The only thing we are told is that schools “need” the money.  However, if we give the teacher unions this money, history has proven that they will be back in a few years for more money with the same old story and nothing to show for how they spent the last major tax hike.  

Bernie Sanders and other left-wing Democrats call this democratic socialism.  I just call it socialism. Regardless of what you want to call it, this continues to be the status quo in California politics and government, and that is why taxes keep going up but the quality of services taxpayers get, or rather don’t get, appears to continue to decline.

The split-roll measure is bad politics, and even worse economics.

This measure would essentially take $11 billion annually in private sector wealth and investment and squander it on a failed state and local pension system—providing zero measurable public benefits in return.  That makes no sense by any rational calculation, unless you happen to get a cut of the proceeds.

Moreover, the elimination of Prop. 13 would send a message to the broader business community and investors that your investment property is no longer a safe investment in California because it can and will be taxed with impunity by Sacramento politicians who are beholden to tax and spend interests.

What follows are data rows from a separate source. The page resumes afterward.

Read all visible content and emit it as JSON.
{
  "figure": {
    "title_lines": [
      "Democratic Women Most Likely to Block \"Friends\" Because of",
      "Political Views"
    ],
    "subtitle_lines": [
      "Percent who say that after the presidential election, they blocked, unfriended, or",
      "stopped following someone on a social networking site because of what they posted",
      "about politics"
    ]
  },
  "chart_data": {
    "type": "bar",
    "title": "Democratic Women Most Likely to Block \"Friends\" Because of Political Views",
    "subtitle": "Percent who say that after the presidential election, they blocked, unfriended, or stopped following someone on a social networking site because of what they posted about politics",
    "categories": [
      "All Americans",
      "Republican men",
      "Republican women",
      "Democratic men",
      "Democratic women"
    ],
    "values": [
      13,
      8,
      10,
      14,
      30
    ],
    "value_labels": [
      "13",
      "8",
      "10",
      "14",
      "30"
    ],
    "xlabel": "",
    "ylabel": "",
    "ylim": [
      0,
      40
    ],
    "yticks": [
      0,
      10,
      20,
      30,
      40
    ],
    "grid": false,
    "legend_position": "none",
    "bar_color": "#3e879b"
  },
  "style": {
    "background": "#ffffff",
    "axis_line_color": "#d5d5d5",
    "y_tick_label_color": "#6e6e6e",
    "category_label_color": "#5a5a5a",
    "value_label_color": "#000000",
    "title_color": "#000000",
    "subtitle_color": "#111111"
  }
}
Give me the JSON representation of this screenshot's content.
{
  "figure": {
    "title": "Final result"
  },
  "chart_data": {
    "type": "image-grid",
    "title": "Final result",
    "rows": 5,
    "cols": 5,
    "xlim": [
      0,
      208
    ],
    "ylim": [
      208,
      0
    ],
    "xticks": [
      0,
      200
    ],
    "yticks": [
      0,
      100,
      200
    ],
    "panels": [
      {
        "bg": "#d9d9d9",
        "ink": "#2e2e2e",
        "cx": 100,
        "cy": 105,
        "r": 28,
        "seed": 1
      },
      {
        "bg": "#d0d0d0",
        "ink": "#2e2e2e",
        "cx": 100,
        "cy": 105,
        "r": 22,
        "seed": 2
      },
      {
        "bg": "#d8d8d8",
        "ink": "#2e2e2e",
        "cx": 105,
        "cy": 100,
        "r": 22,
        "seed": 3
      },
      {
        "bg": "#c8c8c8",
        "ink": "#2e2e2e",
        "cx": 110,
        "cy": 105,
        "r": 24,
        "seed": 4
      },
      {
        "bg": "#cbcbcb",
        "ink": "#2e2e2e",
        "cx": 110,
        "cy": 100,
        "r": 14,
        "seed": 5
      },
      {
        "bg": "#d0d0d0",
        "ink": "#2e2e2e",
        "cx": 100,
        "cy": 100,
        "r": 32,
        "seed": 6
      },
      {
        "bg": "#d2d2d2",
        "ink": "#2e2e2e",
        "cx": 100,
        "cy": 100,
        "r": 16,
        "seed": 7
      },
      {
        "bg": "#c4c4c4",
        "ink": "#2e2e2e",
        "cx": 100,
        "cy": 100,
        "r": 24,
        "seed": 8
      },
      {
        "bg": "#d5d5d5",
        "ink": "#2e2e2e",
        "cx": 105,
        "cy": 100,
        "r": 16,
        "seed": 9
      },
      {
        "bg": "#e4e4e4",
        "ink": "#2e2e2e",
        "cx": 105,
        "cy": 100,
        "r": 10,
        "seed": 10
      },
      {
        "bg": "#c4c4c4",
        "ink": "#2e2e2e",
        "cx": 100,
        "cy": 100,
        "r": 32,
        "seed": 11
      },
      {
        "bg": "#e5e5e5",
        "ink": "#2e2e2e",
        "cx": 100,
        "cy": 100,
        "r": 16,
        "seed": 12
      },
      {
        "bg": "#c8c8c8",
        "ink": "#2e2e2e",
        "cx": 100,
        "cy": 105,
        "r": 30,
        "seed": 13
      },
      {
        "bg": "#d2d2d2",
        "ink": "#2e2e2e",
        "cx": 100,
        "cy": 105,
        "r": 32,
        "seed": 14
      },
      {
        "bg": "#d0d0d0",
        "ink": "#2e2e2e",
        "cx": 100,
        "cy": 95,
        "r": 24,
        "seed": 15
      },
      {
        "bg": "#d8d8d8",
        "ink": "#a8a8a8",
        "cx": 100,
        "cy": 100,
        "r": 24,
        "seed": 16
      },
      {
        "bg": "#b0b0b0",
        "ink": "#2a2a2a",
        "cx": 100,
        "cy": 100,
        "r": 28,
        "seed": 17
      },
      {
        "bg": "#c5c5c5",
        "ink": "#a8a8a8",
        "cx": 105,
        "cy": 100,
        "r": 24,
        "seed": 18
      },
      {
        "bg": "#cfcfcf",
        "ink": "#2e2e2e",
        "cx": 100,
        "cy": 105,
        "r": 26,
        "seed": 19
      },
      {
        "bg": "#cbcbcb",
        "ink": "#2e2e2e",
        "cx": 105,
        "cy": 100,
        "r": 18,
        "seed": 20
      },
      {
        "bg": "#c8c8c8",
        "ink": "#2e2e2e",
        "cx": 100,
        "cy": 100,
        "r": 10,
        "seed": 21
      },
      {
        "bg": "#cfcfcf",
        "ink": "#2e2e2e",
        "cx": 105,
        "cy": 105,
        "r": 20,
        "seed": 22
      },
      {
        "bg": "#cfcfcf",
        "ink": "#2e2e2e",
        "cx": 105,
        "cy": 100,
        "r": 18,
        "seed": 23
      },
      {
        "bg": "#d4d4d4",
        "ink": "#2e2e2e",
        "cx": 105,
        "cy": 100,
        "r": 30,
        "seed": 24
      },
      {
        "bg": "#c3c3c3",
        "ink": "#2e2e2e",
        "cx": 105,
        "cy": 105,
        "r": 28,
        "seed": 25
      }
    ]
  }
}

Perhaps worst of all, the split-roll initiative would further exacerbate the state’s affordability crisis for the poor and middle-classes by further increasing the cost of doing business in California, which will serve to further increase the already high prices we pay for essential goods and services.

The real danger with the split-roll measure as well as the residential rent control measures, is that even if they are defeated, they will likely come back within a year or two, and 10 or 20 years down the road will likely stand a much better chance of passage due to demographic changes and the political trend lines in this state.   

This is why the only viable long-term political solution is to try to win the war against socialism and radical liberalism, and not just individual battles.

Some national political commentators already say that socialism is on the national ballot for 2020.   

But few California voters know that socialism is already on the California State ballot in 2020 in the form of the dismantling of Proposition 13.